In April, I mentioned how I read
Diet for a Hot Planet in anticipation for seeing Anna Lapp
é at at food workshop/conference. I didn't know then what an interesting person Anna is and what kind of fascinating stories she can tell. She gave two talks and after her second someone in the audience asked if she was drawing from her new book for the talks. I knew the second talk was all Diet for a Hot Planet, and she explained the first talk was derived from the book she wrote with her mother, Frances Moore Lappé, Hope's Edge: The Next Diet for a Small Planet.

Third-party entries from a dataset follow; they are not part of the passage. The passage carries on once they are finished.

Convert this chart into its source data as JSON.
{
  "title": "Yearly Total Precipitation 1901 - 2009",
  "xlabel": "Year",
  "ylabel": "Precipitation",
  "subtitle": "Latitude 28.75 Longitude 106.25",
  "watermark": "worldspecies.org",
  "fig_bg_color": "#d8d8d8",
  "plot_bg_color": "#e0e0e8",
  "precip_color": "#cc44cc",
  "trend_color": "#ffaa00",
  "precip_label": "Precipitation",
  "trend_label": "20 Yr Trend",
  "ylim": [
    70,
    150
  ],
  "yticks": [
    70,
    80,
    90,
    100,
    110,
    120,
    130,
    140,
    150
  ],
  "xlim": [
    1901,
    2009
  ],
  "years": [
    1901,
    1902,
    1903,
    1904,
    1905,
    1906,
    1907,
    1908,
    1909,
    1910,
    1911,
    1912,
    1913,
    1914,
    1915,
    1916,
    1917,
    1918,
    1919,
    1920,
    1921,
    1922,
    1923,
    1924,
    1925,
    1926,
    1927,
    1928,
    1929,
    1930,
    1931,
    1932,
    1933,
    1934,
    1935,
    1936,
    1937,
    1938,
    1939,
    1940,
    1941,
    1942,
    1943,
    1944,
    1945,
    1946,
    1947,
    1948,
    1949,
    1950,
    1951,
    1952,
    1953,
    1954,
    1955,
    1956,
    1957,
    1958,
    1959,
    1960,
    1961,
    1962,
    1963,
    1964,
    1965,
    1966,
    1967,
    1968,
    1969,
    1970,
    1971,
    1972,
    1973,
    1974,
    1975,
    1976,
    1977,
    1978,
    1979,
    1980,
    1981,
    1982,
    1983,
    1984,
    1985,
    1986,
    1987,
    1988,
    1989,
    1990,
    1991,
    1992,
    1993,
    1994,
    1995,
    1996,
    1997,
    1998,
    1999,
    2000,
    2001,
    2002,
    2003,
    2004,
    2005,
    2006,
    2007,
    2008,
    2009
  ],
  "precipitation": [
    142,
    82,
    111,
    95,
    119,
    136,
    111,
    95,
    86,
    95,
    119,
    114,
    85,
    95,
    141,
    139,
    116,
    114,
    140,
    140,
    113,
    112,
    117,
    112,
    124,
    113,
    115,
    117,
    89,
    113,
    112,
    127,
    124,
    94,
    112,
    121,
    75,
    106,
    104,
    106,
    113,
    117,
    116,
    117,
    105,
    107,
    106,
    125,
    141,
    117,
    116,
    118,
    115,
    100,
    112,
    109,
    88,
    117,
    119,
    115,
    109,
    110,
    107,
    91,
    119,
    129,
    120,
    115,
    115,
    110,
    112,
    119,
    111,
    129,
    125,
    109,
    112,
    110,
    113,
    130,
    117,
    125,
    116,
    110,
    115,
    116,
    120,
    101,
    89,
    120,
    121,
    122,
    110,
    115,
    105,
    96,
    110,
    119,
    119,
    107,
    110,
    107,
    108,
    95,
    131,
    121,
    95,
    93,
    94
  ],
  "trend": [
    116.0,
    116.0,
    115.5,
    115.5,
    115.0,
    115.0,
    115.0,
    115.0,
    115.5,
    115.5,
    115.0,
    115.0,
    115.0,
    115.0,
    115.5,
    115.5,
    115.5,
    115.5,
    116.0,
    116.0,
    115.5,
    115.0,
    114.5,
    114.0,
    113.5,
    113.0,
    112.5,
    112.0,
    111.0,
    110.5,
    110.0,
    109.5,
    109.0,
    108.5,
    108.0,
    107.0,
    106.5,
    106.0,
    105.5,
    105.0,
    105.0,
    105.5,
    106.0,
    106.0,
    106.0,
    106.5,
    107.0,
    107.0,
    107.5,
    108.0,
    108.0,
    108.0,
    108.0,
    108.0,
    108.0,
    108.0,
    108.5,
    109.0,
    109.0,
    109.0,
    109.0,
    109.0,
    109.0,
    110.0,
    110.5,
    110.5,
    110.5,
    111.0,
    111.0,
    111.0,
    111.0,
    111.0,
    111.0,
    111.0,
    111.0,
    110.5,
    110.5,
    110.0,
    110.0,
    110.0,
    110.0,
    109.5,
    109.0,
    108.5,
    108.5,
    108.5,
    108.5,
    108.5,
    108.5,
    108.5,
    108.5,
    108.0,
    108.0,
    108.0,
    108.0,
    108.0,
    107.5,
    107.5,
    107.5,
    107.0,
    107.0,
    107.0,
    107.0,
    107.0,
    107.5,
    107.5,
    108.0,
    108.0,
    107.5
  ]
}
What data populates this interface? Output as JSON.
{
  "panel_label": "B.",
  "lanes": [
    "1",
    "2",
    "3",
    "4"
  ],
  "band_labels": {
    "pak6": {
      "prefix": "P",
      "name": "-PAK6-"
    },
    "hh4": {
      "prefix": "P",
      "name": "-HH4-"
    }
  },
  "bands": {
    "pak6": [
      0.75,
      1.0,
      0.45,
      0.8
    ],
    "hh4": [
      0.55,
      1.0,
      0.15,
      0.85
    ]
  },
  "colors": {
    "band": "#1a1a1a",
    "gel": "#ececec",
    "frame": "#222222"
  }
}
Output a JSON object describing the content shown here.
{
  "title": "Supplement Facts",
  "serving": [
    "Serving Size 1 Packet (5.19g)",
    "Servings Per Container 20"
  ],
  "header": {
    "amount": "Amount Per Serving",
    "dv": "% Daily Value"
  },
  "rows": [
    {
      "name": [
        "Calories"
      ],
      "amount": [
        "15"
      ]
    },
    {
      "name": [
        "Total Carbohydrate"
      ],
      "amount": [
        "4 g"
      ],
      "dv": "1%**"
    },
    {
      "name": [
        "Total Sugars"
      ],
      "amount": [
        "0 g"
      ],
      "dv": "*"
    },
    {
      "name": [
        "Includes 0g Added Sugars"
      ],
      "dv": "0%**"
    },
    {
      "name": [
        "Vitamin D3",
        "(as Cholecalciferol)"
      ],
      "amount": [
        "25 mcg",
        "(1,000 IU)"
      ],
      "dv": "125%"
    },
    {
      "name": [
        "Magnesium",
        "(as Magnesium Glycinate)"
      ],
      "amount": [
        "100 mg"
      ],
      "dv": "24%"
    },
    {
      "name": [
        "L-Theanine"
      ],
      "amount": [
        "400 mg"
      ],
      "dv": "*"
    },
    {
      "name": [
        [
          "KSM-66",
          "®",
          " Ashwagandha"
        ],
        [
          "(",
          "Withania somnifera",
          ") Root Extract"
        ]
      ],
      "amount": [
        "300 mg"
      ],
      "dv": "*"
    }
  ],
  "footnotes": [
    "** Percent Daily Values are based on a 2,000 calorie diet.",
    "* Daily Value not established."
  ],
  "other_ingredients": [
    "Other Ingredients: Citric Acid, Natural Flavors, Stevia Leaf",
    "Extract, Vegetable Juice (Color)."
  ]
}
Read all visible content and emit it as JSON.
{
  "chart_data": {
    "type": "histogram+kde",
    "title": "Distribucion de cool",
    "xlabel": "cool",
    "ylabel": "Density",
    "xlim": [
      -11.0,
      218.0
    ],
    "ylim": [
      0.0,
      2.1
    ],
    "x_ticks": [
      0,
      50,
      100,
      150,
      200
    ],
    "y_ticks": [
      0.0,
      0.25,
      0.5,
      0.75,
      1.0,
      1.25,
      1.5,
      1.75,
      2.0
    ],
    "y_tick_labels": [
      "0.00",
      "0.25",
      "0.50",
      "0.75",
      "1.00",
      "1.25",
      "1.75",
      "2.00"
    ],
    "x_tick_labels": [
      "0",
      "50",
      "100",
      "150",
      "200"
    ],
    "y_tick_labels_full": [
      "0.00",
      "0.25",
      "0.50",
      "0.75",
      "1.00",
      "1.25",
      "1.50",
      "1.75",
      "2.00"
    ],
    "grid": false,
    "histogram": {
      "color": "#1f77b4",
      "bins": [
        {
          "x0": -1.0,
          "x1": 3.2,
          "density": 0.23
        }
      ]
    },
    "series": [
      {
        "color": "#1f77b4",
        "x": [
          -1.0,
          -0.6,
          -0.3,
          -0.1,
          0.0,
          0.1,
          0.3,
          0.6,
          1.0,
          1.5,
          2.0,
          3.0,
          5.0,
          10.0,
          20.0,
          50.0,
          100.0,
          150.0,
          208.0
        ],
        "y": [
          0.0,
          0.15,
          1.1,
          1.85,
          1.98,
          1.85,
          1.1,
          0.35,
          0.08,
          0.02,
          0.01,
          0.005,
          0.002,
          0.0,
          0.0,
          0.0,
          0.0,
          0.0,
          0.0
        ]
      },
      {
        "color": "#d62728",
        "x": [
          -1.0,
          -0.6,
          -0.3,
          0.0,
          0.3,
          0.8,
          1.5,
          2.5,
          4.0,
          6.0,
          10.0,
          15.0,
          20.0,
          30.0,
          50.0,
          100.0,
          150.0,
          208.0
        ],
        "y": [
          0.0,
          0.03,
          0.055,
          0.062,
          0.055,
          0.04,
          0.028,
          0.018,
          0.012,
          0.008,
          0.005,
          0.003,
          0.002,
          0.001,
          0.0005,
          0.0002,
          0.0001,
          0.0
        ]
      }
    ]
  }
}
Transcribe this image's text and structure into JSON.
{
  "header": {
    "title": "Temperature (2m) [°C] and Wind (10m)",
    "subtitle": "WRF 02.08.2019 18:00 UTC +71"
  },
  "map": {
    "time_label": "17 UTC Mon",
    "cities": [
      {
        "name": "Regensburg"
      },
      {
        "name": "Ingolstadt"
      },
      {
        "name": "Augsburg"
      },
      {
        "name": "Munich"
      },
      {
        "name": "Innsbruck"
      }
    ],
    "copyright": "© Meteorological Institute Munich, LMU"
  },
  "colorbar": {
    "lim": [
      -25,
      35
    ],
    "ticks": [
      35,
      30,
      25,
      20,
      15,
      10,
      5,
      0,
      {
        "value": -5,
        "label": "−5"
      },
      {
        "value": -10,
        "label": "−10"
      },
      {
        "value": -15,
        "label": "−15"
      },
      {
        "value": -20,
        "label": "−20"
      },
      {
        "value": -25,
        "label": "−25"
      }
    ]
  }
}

Hope's Edge tells stories of food revolutions around the world. Frances and Anna visited the San Francisco Bay Area to see how prison and school programs incorporating vegetable gardening improved the life of their participants, Brazil to see the Landless Workers' Movement, Bangladesh to learn more about the Grameen (microcredit) Bank, India to witness food scarcity, Kenya to learn about the Green Belt Movement, France and back to America. One of the themes is the true cost of cheap food and the issues of fair trade. It is an incredible book full of inspiring stories about people who have faced hopeless situations and yet rose up and did what seemed impossible-- for example, a woman who was told she could not help plant trees in Kenya turning around and training a force of women who would go on to plant 20 million. This book reiterates the idea that there is no such thing as a shortage of food, but shortage of democracy. The earth can produce enough food to feed the world, the problem lies in the allocation of the earth's resources. But the book goes a step forward and shows what people are able to accomplish when they are pushed to hope's edge.